Christianity was founded around 2000 years ago in the area of modern-day Israel and Palestine.

It is based on the teachings of Jesus of Nazareth, known as Christ (the anointed one). Christianity is a world-wide religion followed by people of many different cultures and backgrounds. Although Christians hold much in common, there is a wide diversity of beliefs, ethical standpoints and forms of worship among the many denominations and groups which make up the Christian Church. The two major groups of Christians in Britain are Protestants and Roman Catholics.  Orthodox christians make up the remainder of the Christian community.

At the centre of Christian belief is Jesus, who is regarded as the revelation of God. For many Christians this revelation is such that he is understood to be the incarnation of God. The Christian holy book is called the Bible and key Christian practices are baptism and Holy Communion (or Eucharist). Prayer and meditation are important to Christians in their daily life, and many Christians are also involved with justice, peace and development issues, in common with adherents of other faiths.


Attitudes to healthcare staff and illness

Most Christians have a positive attitude towards healthcare staff and are willing to seek medical help and advice when sick.


Religious practices

Key Christian practices (depending on denomination) are Holy Communion, confession, absolution and the anointing of the sick. The relevant hospital chaplain would be able to offer these sacraments to Christians on a hospital ward. Prayer is also very important to Christians and they would appreciate some privacy for this.



There are no universal Christian dietary regulations.

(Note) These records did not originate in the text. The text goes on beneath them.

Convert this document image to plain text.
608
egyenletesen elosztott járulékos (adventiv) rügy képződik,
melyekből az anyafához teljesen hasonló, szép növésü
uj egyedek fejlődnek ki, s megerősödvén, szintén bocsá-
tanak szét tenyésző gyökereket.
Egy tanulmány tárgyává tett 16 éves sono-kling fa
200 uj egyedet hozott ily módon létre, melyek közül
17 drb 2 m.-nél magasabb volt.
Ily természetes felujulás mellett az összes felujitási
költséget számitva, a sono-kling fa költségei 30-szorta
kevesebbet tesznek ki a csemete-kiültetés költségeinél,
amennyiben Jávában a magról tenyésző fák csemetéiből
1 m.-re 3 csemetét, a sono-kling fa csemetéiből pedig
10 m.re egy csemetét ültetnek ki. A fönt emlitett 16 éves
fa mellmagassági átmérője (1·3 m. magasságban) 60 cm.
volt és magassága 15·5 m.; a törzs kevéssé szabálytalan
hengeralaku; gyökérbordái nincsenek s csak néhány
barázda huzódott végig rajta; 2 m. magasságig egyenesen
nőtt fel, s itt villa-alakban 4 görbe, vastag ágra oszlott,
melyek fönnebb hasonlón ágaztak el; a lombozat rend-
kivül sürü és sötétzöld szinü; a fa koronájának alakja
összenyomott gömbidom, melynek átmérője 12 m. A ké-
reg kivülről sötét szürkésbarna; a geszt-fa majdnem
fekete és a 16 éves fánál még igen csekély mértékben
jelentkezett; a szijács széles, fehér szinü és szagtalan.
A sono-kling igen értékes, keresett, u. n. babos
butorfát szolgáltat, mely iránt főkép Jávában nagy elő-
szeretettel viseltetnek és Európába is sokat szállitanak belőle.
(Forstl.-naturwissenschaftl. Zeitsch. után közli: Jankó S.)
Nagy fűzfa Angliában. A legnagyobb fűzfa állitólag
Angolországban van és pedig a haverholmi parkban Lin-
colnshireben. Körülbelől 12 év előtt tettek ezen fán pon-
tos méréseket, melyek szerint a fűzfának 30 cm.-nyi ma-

There are no universal Christian fasting regulations. Some Christians fast on particular days and at particular times of the year. Some Christians give up certain foods during Lent (a 40-day period between Ash Wednesday and Easter). Other Christians observe Friday as a no-meat day or may fast before receiving Holy Communion.


Washing and toilet

Washing and toilet present no unusual problems for Christians.


Ideas of modesty and dress

There are no particular points to be noted in this area and most Christians would not object to being examined by doctors of the opposite sex.


Death customs

Dying patients of all Christian denominations may wish the services of the appropriate chaplain. It is important that whenever possible Roman Catholic patients be offered the sacrament known as the sacrament of the sick. If a baby is seriously ill, stillborn or dies shortly after birth, it is customary for parents to be offered a service of blessing, baptism or funeral for their baby. A chaplain or minister usually performs the service, although a member of staff may perform an emergency baptism in their absence if requested. Some Christians do not practise infant baptism and may prefer that sick or dying babies receive a blessing instead.


Birth customs

There are no specific or universal Christian customs relating to birth itself, although many Christian traditions practise infant baptism. This may be significant for a new-born child who is dying, as the family may request that the baby is baptised.


Family planning

For many Christians, family planning is an individual choice. All Christian churches uphold the sanctity of life and every effort is made to preserve life. Certain churches discourage their members from using artificial means of contraception. Roman Catholics believe that every human being has a divine right to live, and that life begins at conception, so abortion is forbidden. Abortion is also strongly condemned in some other Christian denominations.


Blood transfusions, transplants and organ donation

Most Christians do not object to blood transfusions and may receive transplants or donate organs for transplant. Jehovah's Witnesses are an exception to this (see the relevant section for further details).